In New York, the maximum interest rate is 4 percent per month, and a service charge of up to $10. The interest rates may seem steep, but Murphy says these aren’t meant to be a substitute for bank loans.
“These are what we call ‘safety net loans’ and are usually for life emergencies.” The typical fee, he adds, is often lower than the cost of a bounced check or a disconnected utility.
To learn the maximum rates allowed in your area — along with any rules regarding pawnshop transactions — check your state’s Web site; most likely, the information will be in the consumer protection section.
The bottom line: Make sure the pawnbroker clearly explains all the fees involved in your loan before you finalize the transaction. These terms also should be listed on your pawn ticket.
What pawnshops do — and don’t — want
When considering pawning something, keep these tips in mind:
Don’t: Offer anything outdated, difficult to store or cheaply made, Krupnik advises.

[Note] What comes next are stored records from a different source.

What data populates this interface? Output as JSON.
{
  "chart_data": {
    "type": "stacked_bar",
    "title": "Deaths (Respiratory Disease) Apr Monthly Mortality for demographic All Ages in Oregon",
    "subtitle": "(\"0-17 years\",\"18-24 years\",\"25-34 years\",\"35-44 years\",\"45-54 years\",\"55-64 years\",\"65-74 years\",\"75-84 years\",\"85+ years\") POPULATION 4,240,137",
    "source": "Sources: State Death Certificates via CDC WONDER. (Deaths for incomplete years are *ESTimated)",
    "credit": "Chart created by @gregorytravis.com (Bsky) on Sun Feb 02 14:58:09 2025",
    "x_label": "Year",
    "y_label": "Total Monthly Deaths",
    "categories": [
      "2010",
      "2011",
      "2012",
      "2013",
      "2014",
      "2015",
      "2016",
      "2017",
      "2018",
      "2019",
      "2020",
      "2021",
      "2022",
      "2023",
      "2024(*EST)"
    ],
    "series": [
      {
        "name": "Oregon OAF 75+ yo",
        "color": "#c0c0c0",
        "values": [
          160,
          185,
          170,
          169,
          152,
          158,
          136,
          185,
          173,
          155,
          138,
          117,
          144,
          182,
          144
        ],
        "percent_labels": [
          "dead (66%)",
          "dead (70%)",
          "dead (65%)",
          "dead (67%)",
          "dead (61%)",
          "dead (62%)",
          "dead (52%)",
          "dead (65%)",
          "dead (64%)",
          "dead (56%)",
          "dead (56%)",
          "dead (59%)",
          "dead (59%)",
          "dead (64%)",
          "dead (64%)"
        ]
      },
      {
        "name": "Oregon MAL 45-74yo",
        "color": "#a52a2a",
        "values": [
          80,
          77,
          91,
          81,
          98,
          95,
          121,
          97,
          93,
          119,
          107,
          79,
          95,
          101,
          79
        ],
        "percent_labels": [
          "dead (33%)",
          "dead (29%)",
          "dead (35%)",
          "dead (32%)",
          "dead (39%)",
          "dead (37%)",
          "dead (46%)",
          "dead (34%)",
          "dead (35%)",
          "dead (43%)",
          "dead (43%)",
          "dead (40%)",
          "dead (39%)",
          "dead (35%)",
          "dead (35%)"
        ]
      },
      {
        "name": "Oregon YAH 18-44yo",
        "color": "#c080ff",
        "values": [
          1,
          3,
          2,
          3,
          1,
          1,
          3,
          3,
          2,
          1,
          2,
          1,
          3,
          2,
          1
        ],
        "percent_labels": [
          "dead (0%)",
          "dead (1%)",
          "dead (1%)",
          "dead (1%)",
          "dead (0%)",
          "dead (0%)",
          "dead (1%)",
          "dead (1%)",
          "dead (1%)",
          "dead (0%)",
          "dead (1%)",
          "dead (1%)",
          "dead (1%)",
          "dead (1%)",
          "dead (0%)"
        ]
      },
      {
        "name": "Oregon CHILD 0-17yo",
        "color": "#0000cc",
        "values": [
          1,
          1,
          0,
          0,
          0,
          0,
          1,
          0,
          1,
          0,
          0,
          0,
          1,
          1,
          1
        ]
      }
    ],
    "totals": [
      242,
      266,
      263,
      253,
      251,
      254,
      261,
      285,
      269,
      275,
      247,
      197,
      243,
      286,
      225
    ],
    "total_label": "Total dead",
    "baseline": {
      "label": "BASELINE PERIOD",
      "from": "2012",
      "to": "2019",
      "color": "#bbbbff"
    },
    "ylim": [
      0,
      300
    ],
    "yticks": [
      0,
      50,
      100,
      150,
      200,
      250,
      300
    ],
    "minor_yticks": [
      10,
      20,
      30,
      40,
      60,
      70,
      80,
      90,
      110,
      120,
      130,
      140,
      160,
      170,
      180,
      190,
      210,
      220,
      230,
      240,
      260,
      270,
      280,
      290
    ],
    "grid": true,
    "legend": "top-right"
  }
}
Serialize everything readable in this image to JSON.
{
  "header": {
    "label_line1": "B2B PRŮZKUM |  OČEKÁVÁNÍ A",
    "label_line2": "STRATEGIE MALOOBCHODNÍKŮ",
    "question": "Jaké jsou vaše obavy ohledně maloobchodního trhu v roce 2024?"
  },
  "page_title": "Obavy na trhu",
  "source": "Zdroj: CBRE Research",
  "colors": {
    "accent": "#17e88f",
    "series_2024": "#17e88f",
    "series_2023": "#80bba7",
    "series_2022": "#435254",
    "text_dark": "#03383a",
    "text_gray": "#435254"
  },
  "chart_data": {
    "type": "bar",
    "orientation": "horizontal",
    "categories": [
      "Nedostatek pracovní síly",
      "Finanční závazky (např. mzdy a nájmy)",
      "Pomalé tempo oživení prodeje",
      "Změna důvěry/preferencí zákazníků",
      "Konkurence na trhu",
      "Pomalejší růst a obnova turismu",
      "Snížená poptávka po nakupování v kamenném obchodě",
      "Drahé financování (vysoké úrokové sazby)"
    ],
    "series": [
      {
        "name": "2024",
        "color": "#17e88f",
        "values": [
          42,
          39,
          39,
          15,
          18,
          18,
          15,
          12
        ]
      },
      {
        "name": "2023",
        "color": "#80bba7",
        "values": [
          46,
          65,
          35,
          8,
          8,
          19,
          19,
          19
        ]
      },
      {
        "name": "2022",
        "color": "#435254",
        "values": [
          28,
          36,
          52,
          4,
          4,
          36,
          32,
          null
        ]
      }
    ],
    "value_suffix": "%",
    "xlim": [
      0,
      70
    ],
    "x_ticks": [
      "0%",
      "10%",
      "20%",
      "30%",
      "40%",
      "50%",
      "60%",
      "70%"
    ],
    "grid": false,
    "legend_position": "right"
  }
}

Do: Go with jewelry or coins, Harrison suggests. Other good choices, according to Krupnik, are firearms, high-quality tools and musical instruments.
Be prepared for red tape
The pawnbroker is legally obligated to confirm that you are the legal owner of the property.
“They will ask you enough questions about your property to become comfortable with the fact that you own it,” says Krupnik. “Do not be offended; the pawnbroker is just trying to make sure that both you and the property are legitimate. Also, if you do business with the pawnbroker, expect to have to show a government-issued ID. It is required by law.”